3. Music is memorable.

It’s fair to say (though I can’t remember who first said it) that you can evaluate a church’s spiritual health through its music. If that music creatively expresses truth that honors God and communicates his gospel and its implications, then the church is likely on a firm foundation.

Why is that? Again because of everything mentioned above, music is memorable. And while the preaching of God’s word is rightly found at the center of the church’s worship, it’s often music that helps to ensure lasting understanding and appreciation for biblical truth. 

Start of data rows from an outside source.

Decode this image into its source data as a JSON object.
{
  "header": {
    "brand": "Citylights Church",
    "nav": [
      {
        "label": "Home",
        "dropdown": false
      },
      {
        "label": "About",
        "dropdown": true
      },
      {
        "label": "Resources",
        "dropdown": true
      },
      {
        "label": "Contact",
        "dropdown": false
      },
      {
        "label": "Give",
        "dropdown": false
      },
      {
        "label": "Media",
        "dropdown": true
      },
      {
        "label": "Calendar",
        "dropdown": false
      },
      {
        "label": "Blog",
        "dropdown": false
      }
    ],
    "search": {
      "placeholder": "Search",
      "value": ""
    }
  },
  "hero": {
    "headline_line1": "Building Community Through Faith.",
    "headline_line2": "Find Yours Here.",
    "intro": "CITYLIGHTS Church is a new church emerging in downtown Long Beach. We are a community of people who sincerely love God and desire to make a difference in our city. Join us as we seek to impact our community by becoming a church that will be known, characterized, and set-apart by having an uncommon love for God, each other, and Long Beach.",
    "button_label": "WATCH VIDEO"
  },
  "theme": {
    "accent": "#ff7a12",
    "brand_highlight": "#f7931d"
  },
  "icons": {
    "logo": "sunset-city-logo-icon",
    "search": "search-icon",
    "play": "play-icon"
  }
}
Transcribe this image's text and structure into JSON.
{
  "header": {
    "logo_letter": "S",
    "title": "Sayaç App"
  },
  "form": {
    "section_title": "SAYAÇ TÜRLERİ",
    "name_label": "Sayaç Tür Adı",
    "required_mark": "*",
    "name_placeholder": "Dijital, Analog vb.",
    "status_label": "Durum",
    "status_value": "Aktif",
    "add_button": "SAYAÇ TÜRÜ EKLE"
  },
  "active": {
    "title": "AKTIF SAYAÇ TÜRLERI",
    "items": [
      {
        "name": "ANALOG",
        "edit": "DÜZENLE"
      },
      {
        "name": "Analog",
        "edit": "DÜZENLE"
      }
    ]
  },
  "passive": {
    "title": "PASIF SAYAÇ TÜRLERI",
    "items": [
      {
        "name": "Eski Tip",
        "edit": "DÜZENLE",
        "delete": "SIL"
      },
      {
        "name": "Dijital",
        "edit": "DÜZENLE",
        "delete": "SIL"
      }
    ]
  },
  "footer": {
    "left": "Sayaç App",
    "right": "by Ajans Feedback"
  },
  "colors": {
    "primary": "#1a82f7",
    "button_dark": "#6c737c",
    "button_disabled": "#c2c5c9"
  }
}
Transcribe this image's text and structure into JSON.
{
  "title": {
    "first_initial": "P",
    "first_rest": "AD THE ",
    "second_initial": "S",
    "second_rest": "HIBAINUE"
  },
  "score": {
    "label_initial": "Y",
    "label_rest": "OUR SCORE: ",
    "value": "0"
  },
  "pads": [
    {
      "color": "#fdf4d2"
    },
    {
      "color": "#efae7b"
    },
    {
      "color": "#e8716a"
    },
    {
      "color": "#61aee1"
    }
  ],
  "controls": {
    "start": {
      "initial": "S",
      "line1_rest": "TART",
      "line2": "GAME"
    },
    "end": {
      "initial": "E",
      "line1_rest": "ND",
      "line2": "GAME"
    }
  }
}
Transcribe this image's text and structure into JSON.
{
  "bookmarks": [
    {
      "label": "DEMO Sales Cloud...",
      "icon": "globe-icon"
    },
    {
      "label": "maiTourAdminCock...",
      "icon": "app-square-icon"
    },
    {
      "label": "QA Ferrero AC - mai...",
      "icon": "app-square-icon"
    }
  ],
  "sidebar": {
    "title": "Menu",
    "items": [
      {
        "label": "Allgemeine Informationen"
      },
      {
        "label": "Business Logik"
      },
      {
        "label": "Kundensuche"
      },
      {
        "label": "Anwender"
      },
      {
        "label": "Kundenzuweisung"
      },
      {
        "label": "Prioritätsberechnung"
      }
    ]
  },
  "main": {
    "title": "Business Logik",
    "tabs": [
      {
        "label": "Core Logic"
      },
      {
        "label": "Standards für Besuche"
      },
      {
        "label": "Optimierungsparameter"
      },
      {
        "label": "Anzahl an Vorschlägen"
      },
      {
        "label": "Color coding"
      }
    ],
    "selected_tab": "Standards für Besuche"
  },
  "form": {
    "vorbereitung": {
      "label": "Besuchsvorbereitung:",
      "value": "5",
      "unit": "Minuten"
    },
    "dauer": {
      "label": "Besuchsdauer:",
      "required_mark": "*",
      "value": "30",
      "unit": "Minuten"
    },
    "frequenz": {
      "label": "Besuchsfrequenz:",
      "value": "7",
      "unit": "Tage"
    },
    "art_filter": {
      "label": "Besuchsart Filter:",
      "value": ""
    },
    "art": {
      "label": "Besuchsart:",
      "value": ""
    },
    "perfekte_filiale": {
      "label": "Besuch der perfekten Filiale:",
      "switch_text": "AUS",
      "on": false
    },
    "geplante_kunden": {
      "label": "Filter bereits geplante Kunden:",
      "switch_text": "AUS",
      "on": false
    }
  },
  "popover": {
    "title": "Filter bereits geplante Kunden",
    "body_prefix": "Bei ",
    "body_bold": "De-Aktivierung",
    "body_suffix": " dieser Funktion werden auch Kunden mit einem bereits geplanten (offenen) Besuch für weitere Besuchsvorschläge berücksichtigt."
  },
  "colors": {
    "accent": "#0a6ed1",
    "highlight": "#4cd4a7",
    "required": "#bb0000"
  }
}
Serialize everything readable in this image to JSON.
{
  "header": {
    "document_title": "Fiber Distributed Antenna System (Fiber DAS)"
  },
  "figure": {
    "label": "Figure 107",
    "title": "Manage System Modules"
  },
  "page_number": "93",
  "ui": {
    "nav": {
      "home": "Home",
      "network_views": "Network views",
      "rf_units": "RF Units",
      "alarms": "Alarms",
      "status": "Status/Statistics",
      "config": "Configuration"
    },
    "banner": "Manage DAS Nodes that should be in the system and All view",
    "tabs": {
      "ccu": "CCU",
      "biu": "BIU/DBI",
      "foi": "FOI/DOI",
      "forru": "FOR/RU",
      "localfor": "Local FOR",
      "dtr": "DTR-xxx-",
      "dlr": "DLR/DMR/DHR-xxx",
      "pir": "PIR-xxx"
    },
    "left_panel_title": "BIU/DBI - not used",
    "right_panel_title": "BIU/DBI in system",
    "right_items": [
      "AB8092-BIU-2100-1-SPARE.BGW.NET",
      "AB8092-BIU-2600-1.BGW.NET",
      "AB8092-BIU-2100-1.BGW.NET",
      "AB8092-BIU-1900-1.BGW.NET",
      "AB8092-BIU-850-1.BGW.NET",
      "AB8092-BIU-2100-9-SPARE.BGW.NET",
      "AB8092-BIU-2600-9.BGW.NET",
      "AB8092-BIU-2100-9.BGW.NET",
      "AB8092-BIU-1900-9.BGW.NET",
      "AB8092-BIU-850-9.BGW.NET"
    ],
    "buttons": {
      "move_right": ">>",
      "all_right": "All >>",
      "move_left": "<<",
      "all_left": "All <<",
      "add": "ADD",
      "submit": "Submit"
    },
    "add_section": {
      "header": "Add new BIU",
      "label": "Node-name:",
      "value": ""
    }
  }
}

Paul certainly knew this: his instruction for the Colossians to sing is found in the context of his admonition that they “let the word of God dwell in [them] richly.” If you’ve been around a church for very long, you might be surprised to find out how many biblical passages you’re familiar with because you’ve encountered them in music. And that doesn’t even count the more general biblical and theological truth you absorb through solid musical worship. If I ever doubted this in my own life, I’ve see it play out time and again the lives of my young kids.

Obviously, much more can and has been said on this subject. But I hope this will at least help you value all that stuff we do before and after the sermon a little bit more. As Martin Luther once said: “Next to the word of God, music deserves the highest praise.”